The Illusion of Utopia ThemeTracker
The Illusion of Utopia Quotes in The Possibility of Evil
Miss Adela Strangeworth stepped daintily along Main Street on her way to the grocery. The sun was shining, the air was fresh and clear after the night’s heavy rain, and everything in Miss Strangeworth’s little town looked washed and bright. Miss Strangeworth took deep breaths and thought that there was nothing in the world like a fragrant summer day.
She knew everyone in town, of course; she was fond of telling strangers—tourists who sometimes passed through the town and stopped to admire Miss Strangeworth’s roses—that she had never spent more than a day outside this town in all her long life.

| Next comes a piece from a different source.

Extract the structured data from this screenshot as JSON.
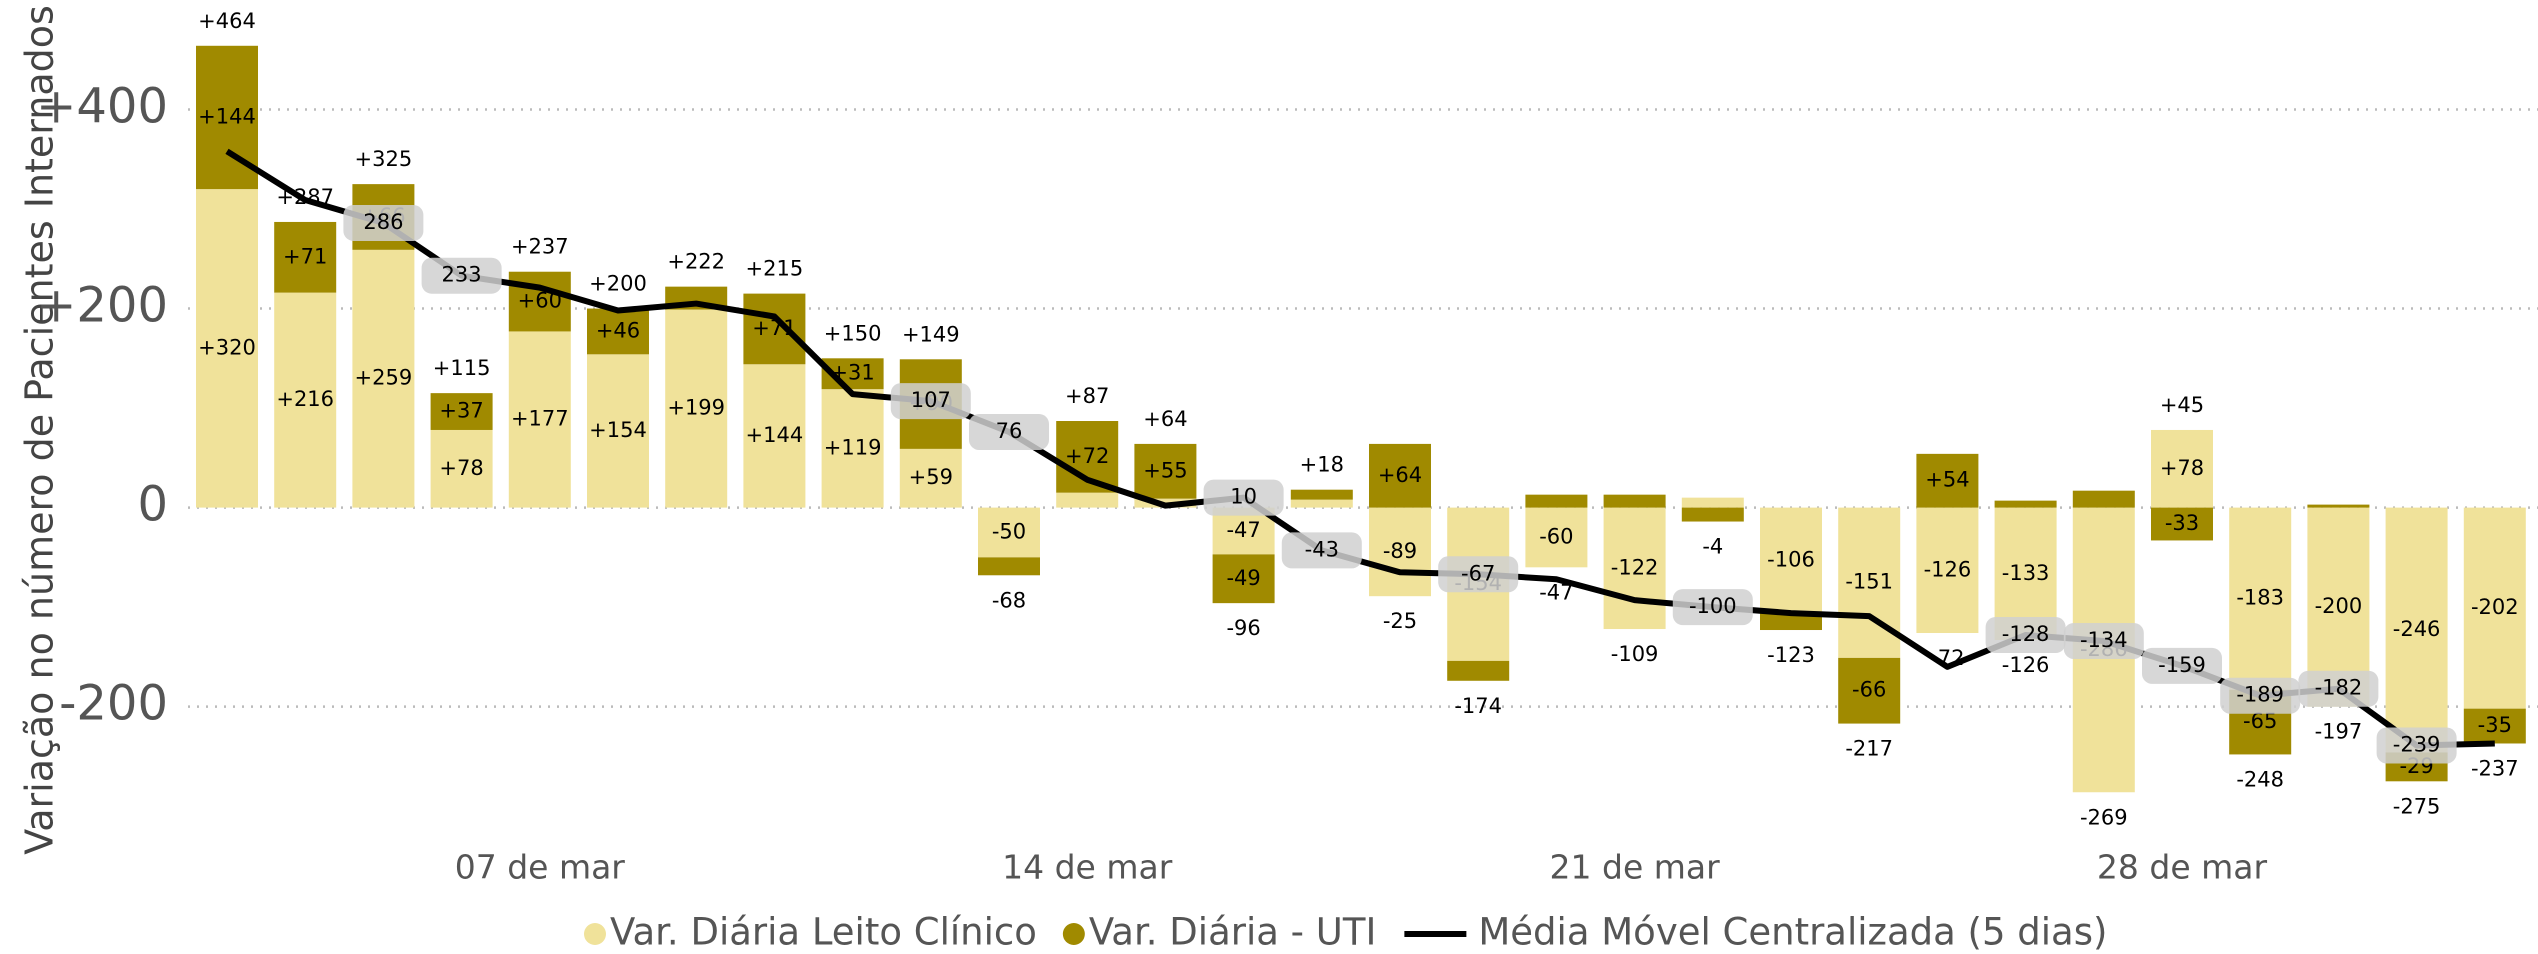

Miss Strangeworth never concerned herself with facts; her letters all dealt with the more negotiable stuff of suspicion. Mr. Lewis would never have imagined for a minute that his grandson might be lifting petty cash from the store register if he had not had one of Miss Strangeworth’s letters. Miss Chandler, the librarian, and Linda Stewart’s parents would have gone unsuspectingly ahead with their lives, never aware of the possible evil lurking nearby, if Miss Strangeworth had not sent letters to open their eyes.
There was so much evil in people. Even in a charming little town like this one, there was still so much evil in people.
“Catch old lady Strangeworth sending anybody a check,” Linda said. “Throw it in the post office. Why do anyone a favor?” She sniffed. “Doesn’t seem to me anybody around here cares about us,” she said. “Why should we care about them?”
“I’ll take it over, anyway,” the Harris boy said. “Maybe it’s good news for them. Maybe they need something happy tonight, too. Like us.”
Miss Strangeworth awakened the next morning with a feeling of intense happiness and, for a minute, wondered why, and then remembered that this morning three people would open her letters. Harsh, perhaps, at first, but wickedness was never easily banished, and a clean heart was a scoured heart.
Miss Strangeworth was a Strangeworth of Pleasant Street. Her hand did not shake as she opened the envelope and unfolded the sheet of green paper inside. She began to cry silently for the wickedness of the world when she read the words: Look out at what used to be your roses.